Question

Prove that all 4 sides of rhombus are equal

Answer 1

You can use the following six methods to prove that a quadrilateral is a rhombus. The last three methods in this list require that you first show (or be given) that the quadrilateral in question is a parallelogram:

If all sides of a quadrilateral are congruent, then it’s a rhombus (reverse of the definition).

If the diagonals of a quadrilateral bisect all the angles, then it’s a rhombus (converse of a property).

If the diagonals of a quadrilateral are perpendicular bisectors of each other, then it’s a rhombus (converse of a property).

Tip: To visualize this one, take two pens or pencils of different lengths and make them cross each other at right angles and at their midpoints. Their four ends must form a diamond shape — a rhombus.

If two consecutive sides of a parallelogram are congruent, then it’s a rhombus (neither the reverse of the definition nor the converse of a property).

If either diagonal of a parallelogram bisects two angles, then it’s a rhombus (neither the reverse of the definition nor the converse of a property).
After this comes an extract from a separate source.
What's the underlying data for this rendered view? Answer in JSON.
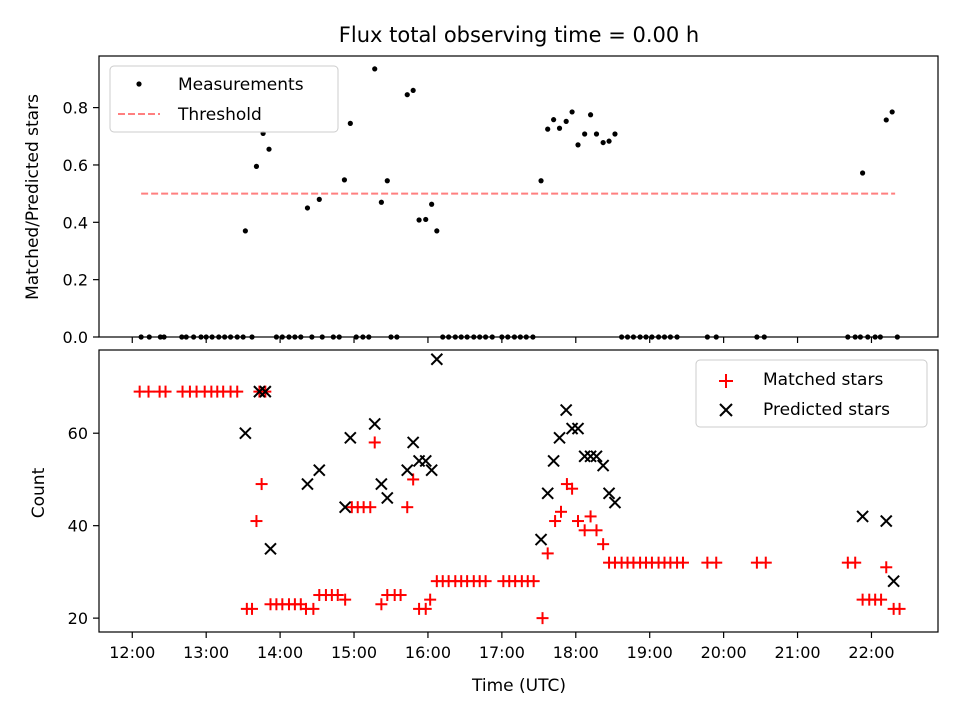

If the diagonals of a parallelogram are perpendicular, then it’s a rhombus (neither the reverse of the definition nor the converse of a property).

Here’s a rhombus proof for you. Try to come up with a game plan before reading the two-column proof.

Answer 2

All 4 sides of rhombus are equal.

• Given: Let ABCD be a rohmbus.

• To prove: AB=BC=CD=AD

• Proof: In ∆ABC and ∆ACD,

angleACB=angleCAD and

angleACD=angleCAB (Alternate interior angle)

AC=AC (common)

• Therefore, by ASA congruence

∆ABC is congruent to∆ACD

• So, AB=CD and BC=AD _(i)

• We know that the diagonal of rhombus bisects each other at 90°.

•Let AC and BD bisect at O.

• In ∆AOB and ∆BOC,

angleAOB=angleBOC=90°

AO=OC

BO=BO (common)

• Therefore, by SAS congruence

∆AOB is congruent to ∆BOC.

• So, AB=BC _(ii)

• From (i) and (ii),

AB=BC=CD=AD

• Hence, all 4 sides of rhombus are equal.